Download or read book The Design of Approximation Algorithms written by David P. Williamson and published by Cambridge University Press. This book was released on 2011-04-26 with total page 518 pages. Available in PDF, EPUB and Kindle. Book excerpt: Discrete optimization problems are everywhere, from traditional operations research planning problems, such as scheduling, facility location, and network design; to computer science problems in databases; to advertising issues in viral marketing. Yet most such problems are NP-hard. Thus unless P = NP, there are no efficient algorithms to find optimal solutions to such problems. This book shows how to design approximation algorithms: efficient algorithms that find provably near-optimal solutions. The book is organized around central algorithmic techniques for designing approximation algorithms, including greedy and local search algorithms, dynamic programming, linear and semidefinite programming, and randomization. Each chapter in the first part of the book is devoted to a single algorithmic technique, which is then applied to several different problems. The second part revisits the techniques but offers more sophisticated treatments of them. The book also covers methods for proving that optimization problems are hard to approximate. Designed as a textbook for graduate-level algorithms courses, the book will also serve as a reference for researchers interested in the heuristic solution of discrete optimization problems.

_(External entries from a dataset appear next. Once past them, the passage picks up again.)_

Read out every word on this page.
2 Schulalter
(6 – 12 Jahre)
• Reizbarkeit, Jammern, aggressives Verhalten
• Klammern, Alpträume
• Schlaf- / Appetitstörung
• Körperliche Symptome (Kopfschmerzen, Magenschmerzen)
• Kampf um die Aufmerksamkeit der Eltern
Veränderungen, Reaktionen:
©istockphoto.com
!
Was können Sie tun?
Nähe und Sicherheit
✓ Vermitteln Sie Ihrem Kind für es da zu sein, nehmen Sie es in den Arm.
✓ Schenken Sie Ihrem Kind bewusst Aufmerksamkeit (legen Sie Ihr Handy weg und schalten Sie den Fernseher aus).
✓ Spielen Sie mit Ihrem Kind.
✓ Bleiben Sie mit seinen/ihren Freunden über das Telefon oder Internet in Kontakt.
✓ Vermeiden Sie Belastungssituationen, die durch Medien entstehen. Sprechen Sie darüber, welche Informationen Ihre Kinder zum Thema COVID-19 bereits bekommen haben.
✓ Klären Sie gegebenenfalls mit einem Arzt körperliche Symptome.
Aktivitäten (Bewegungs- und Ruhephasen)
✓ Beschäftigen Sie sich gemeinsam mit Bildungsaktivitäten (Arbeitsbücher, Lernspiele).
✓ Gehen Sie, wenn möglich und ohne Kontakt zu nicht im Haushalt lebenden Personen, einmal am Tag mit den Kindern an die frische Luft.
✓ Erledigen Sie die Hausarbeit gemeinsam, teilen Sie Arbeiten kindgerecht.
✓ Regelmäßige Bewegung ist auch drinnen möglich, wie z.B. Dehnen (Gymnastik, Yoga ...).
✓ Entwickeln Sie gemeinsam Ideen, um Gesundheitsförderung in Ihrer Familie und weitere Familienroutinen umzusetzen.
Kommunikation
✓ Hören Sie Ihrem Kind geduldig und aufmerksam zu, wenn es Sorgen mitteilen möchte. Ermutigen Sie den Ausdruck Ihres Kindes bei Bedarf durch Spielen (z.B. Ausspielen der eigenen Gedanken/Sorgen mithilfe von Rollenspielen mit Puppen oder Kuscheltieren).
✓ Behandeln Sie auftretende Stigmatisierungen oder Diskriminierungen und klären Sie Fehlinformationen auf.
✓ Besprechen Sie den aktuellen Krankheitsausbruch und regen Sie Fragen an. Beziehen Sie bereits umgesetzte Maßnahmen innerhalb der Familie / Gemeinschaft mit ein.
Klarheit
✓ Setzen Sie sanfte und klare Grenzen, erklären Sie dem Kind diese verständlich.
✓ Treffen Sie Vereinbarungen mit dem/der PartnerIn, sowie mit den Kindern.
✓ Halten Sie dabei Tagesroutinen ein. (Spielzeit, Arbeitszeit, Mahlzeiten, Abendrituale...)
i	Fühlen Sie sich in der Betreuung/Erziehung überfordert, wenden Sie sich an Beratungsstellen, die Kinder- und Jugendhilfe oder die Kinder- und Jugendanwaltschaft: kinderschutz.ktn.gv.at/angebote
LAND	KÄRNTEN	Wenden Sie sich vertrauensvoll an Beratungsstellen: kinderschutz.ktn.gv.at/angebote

Book Potential Function Methods for Approximately Solving Linear Programming Problems  Theory and Practice

Download or read book Potential Function Methods for Approximately Solving Linear Programming Problems Theory and Practice written by Daniel Bienstock and published by Springer. This book was released on 2013-03-26 with total page 111 pages. Available in PDF, EPUB and Kindle. Book excerpt: Potential Function Methods For Approximately Solving Linear Programming Problems breaks new ground in linear programming theory. The book draws on the research developments in three broad areas: linear and integer programming, numerical analysis, and the computational architectures which enable speedy, high-level algorithm design. During the last ten years, a new body of research within the field of optimization research has emerged, which seeks to develop good approximation algorithms for classes of linear programming problems. This work both has roots in fundamental areas of mathematical programming and is also framed in the context of the modern theory of algorithms. The result of this work, in which Daniel Bienstock has been very much involved, has been a family of algorithms with solid theoretical foundations and with growing experimental success. This book will examine these algorithms, starting with some of the very earliest examples, and through the latest theoretical and computational developments.